India’s Britishness drove Abbott’s desire to engage, but his perception did not match India’s reality. The free trade agreement is an example. Abbott aimed to complete an agreement within a year. As part of any deal, the Indians wanted visa concessions, which would allow Indian students to stay in Australia for several years after completing their studies. The Australians refused. The deal stalled.
So, can Turnbull’s emphasis of India’s economic dynamism break the cycle?
Before arriving, Turnbull lowered expectations for a free trade agreement and slowed the negotiations. This was treated in the press as bad news. – but it was sensible.
In describing India, Turnbull relied on its dynamism, its ‘vibrancy’, its ‘potential’, its youth and its multiculturalism. Economic and ‘knowledge’ partnerships were two key elements of his approach. He brought with him education minister Simon Birmingham and a small flotilla of University Vice-Chancellors. The emphasis on education has strong potential to help India in the short-to-medium term. The emphasis on skills and knowledge sharing though is surely undermined by the recent visa changes.
But can a business-friendly approach emphasizing dynamism help long-term? As La Trobe University’s Asian affairs analyst Professor Nick Bisley pointed out, there is only so much the Australian state can do to push stronger business links with India. Australian businesses have long found India to be a very difficult market, due to corruption, red tape and Indian protectionism.
Turnbull’s approach is restrained by domestic politics.
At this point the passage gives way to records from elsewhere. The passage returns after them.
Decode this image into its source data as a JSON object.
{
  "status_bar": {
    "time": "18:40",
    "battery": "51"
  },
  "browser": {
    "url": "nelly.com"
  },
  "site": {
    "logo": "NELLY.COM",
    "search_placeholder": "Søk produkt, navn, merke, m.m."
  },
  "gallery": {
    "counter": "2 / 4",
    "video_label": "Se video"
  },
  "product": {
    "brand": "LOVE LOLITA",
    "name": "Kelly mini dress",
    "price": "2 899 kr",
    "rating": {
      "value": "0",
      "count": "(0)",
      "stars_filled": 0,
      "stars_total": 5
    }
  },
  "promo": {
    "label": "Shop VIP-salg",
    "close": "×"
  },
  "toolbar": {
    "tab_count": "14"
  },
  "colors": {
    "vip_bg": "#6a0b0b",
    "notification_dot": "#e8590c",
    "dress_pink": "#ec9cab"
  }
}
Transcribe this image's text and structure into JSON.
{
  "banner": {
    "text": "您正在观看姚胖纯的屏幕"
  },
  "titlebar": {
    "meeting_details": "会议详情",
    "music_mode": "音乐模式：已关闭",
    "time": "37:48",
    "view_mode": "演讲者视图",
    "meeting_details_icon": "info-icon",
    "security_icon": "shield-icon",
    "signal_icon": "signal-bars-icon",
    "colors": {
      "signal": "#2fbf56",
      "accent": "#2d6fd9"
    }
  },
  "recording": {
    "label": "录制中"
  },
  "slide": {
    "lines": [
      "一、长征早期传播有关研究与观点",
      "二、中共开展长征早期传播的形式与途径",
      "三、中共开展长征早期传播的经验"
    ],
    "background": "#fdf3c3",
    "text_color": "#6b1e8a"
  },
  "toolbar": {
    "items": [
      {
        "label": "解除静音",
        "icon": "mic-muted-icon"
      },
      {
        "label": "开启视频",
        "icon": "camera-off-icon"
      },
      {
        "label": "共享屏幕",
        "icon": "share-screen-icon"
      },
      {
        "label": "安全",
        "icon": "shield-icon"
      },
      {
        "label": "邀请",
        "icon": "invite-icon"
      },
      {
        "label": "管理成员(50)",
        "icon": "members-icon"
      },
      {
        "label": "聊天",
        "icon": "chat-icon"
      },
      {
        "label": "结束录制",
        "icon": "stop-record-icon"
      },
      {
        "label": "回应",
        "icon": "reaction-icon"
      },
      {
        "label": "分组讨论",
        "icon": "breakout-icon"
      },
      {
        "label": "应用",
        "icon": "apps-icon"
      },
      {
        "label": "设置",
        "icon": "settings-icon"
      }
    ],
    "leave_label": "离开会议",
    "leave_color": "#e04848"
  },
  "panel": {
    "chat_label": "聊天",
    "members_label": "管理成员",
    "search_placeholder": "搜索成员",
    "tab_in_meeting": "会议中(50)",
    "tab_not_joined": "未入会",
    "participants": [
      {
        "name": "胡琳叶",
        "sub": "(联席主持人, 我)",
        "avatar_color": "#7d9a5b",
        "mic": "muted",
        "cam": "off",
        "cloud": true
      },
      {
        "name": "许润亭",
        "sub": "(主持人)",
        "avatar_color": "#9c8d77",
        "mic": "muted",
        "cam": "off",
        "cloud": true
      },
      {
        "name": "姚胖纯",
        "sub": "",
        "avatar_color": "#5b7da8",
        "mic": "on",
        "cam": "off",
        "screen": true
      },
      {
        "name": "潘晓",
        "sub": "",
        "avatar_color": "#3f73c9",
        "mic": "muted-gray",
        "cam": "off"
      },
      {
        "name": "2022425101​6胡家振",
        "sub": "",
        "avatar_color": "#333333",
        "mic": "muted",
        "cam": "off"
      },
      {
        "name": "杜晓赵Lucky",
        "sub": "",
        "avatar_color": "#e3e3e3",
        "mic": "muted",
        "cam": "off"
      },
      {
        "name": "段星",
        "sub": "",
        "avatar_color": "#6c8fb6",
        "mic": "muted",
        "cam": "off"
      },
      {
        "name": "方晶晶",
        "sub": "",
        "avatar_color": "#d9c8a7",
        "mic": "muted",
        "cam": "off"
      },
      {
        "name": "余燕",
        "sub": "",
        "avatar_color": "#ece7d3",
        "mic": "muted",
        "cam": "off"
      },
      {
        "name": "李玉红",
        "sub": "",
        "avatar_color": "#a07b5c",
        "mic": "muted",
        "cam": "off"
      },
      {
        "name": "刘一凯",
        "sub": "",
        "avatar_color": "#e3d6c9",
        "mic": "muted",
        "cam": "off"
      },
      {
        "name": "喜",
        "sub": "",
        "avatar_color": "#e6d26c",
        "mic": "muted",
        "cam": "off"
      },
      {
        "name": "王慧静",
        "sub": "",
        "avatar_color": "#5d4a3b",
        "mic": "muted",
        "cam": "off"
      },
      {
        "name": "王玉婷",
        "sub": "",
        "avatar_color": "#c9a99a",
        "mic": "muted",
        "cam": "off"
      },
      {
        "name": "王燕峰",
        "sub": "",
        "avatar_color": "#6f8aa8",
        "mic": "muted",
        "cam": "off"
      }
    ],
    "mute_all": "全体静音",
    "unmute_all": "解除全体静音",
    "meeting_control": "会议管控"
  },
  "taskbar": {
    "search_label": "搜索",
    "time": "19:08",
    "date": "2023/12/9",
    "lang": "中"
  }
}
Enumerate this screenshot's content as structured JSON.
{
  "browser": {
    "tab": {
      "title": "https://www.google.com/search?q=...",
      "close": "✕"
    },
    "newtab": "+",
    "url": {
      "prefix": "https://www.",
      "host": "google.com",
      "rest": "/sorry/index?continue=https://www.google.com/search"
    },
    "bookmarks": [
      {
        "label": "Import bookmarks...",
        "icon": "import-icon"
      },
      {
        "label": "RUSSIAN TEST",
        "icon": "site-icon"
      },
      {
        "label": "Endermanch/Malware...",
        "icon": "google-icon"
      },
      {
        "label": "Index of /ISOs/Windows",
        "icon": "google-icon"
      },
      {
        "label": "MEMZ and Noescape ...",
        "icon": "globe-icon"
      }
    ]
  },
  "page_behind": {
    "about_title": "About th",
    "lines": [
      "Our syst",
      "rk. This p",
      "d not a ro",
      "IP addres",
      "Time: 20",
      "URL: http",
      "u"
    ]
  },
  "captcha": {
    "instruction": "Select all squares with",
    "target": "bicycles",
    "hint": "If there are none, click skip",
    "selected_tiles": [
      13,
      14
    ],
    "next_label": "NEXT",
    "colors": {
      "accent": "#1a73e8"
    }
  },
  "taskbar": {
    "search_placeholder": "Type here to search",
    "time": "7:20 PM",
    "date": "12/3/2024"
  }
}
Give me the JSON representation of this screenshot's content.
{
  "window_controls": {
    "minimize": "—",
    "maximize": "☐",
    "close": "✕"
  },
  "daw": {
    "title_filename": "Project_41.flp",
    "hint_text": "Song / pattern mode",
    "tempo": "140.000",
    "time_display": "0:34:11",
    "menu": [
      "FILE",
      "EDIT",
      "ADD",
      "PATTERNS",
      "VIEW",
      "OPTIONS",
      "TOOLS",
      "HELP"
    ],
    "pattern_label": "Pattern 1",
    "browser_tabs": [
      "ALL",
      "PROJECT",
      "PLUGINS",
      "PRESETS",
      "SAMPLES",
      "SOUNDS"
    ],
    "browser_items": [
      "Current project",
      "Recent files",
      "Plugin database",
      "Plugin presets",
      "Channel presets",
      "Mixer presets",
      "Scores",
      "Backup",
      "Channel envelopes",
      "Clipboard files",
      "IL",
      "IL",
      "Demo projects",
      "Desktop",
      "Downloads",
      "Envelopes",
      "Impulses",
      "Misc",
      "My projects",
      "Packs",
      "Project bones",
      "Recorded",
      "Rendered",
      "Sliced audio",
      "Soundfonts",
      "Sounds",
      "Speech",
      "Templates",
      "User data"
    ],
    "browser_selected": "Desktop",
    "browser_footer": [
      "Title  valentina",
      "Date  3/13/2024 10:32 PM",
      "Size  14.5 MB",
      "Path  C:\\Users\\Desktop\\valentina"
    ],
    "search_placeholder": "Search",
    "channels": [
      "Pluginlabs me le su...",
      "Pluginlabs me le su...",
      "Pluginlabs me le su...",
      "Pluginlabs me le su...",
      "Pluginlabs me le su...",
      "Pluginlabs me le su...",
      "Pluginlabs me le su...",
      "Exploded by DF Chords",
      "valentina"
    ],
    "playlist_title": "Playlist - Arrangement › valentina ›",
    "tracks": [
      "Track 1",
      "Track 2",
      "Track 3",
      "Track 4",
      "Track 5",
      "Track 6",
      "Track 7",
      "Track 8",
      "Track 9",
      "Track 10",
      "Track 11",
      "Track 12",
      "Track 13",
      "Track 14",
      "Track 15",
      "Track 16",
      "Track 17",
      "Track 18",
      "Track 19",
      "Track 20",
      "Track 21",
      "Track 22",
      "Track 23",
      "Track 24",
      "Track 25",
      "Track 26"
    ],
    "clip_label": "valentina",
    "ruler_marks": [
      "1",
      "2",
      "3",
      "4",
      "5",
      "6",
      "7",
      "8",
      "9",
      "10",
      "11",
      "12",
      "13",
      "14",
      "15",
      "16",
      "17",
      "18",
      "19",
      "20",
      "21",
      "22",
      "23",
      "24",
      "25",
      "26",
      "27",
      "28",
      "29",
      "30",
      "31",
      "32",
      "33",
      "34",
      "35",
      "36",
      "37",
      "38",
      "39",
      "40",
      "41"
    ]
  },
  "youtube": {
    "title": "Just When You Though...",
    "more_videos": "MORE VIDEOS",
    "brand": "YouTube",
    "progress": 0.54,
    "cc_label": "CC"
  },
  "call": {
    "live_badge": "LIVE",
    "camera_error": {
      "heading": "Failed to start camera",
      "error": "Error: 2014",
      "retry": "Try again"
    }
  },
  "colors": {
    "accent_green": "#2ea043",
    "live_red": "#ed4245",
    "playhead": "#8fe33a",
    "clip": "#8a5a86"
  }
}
Bizarrely, Turnbull declared that, ‘[the] formal relationship [between Australia and India] began for many Australians in 1950, when [Australia’s long-serving Anglophile Prime Minister] Robert Menzies became the first Australian leader to visit independent India’.
Yet, in reality India-Australia relations began in 1946, with an exchange of high commissioners in the build up to independence. Menzies was a disaster for India-Australia relations. On the trip in question, Australia’s high commissioner to India, Walter Crocker, noted that Menzies seemed utterly uninterested in India.
This can only have been included for Turnbull’s Liberal party back home, for whom Menzies is a hero and Turnbull is divisive. If Turnbull is defeated, either electorally or by his own party, in the next few years, Australia’s approach to engaging India would likely reset once again. This language, combined with the visa changes, suggests that resistance from within his own party has prevent Turnbull’s trip from breaking the cycle of boom and bust in India-Australia relations.
Both Abbott and Turnbull’s understandings of India generated some excitement around the relationship. Their embrace of Modi, regardless of what animates it, goes down very well in India. But what happens when India dashes their expectations?
There were signs of a more sustained engagement on this visit, at least in comparison with Abbott’s approach. Such an understanding might well emerge from research Indian and Australian universities, greater cultural exchanges and allowing more Indians, students or otherwise, to settle Australia and create more people-to-people links. Genuine patience and empathy are required to break the cycle of over-excitement driven by unrealistic expectations, followed by under-performance and failure.